Uh-oh. The last brilliant idea Trevor had was when he thought he’d surprise his mom and give her the afternoon off from day-care work. He carted off six little kids and put them into her minivan while they were playing outside. When Mrs. Williams came out to the backyard and found it empty, she screamed with the full-power open-throttle fear and outrage of a bear whose cubs have been snatched. It was so loud, the guy on parole across the street took off running even though he didn’t do anything wrong, and old Mrs. Jaynes, the neighbor lady next door, who’d been on a ladder picking apples from her tree, flew from it in airborne surprise, breaking a hip and flinging apples in all directions. An apple was even later found in one of Trevor’s mom’s flowerpots, and another, weirdly, in a baseball mitt one of the toddlers had brought over. Poor Mrs. Jaynes has used a walker ever since; she shouldn’t have been on a ladder at her age, but still. The police stopped Trevor and the minivan as they were pulling out of Burger King; they were all wearing golden crowns and singing a sloppy rendition of “Wheels on the Bus.”
“I’ve had a lousy day, Trevor,” I warn. Mom backs out of the driveway, looking both ways. Ever since I got my own car, everyone else’s driving has been driving me crazy. I never realized how slow she goes. We’re moving at maybe five miles an hour. I wouldn’t even have known we’d left, except the trees and houses are stepping back
ward oh so slightly out my window. At this rate, we’ll be at the mailboxes by Tuesday.
What happened? Mom doesn’t say, but mouths instead.
I’m expecting Trevor to ask the same thing. He’s always been a good boyfriend that way, and is alert to comfort and misery clues. Offering his sweatshirt, remembering that girls actually need to use the bathroom, stuff like that. But this time, I’m not sure he even hears me.
“I was just driving home from work, and it hit me,” Trevor says.
“A Hostess truck?” I say. I still hear that jerk’s horn.
“What? No, this idea. I’ve been thinking about how to expand my product line, you know. I mean, I’ve got a good line of Catholic products, I think. But what about other religions? Am I limiting my sales base? So, I’m just running through the list in my head, okay? Methodists. Well, the fact of the matter is, Methodists aren’t funny. Protestants, Methodists, Lutherans—none of them are funny. They’re pot roast, green beans, potatoes. What’s funny there? Then I realize. Mormons. You’ve got the whole bigamy thing. Bigamy’s hilarious.”

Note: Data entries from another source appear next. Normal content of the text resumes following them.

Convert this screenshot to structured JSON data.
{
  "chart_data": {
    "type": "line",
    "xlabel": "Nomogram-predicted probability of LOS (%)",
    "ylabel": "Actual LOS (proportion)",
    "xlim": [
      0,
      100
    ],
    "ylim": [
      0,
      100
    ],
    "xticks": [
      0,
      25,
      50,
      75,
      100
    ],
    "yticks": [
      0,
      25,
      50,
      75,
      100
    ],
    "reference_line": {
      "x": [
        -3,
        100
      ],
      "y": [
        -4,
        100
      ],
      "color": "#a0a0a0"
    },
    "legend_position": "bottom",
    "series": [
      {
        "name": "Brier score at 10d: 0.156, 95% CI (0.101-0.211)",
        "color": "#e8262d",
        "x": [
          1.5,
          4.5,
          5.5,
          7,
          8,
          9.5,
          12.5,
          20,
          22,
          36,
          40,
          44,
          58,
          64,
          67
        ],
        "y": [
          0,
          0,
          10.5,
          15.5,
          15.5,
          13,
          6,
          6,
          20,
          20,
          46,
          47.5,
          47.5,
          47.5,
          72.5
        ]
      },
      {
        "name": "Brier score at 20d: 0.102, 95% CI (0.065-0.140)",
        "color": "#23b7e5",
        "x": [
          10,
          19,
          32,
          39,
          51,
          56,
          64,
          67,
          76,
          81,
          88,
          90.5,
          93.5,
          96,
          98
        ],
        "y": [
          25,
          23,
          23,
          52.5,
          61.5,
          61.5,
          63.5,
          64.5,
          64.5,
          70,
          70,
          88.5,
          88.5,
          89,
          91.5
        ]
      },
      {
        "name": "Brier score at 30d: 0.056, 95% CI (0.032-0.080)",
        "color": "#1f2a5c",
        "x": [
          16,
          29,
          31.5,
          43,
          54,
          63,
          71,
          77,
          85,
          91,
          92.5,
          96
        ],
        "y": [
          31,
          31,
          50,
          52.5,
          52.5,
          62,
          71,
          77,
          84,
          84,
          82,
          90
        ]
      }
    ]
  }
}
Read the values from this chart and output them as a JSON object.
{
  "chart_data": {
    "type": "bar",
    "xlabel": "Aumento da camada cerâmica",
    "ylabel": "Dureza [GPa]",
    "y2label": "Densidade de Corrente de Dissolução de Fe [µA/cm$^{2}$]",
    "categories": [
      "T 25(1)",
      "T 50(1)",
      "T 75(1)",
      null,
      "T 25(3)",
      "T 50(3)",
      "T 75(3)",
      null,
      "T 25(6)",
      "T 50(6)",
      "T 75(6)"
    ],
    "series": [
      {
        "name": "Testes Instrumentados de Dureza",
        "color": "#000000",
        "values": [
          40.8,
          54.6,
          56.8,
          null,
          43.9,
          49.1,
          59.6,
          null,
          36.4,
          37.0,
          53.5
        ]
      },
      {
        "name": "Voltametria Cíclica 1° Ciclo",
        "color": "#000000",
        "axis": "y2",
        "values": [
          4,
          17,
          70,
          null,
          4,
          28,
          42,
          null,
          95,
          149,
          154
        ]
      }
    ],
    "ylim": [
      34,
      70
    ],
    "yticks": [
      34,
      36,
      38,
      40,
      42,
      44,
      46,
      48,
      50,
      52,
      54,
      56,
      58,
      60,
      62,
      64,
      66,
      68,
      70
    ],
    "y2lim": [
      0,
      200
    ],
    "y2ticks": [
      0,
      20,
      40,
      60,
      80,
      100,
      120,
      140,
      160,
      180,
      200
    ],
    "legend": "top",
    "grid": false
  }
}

“That’s kind of going low, Trevor. Kind of cliché. They don’t even really practice bigamy.” Irritation rushes in. I know where this is heading. Another way to spend my money. I hate the way he sees me lately. Like I’m a human ATM machine.
Mom scrunches her eyebrows. Bigamy? she mouths.
“What’s the matter with you, In? Jesus, you’re sounding uptight.”
“I told you, I had a bad day.”
“Well, then I guess you’re not going to like my ‘I Heart My Wives’ T-shirts.”
He’s still being a Teflon listener. Everything I’m saying is sliding right off of him.
“Why don’t we talk about this another time,” I say. “Right now? I’m tired of the whole topic.”
There’s silence on the other end, the kind of silence that’s very noisy. Unsaids say so much more than saids. I feel the sharp corners and dangerous ledges in the quiet.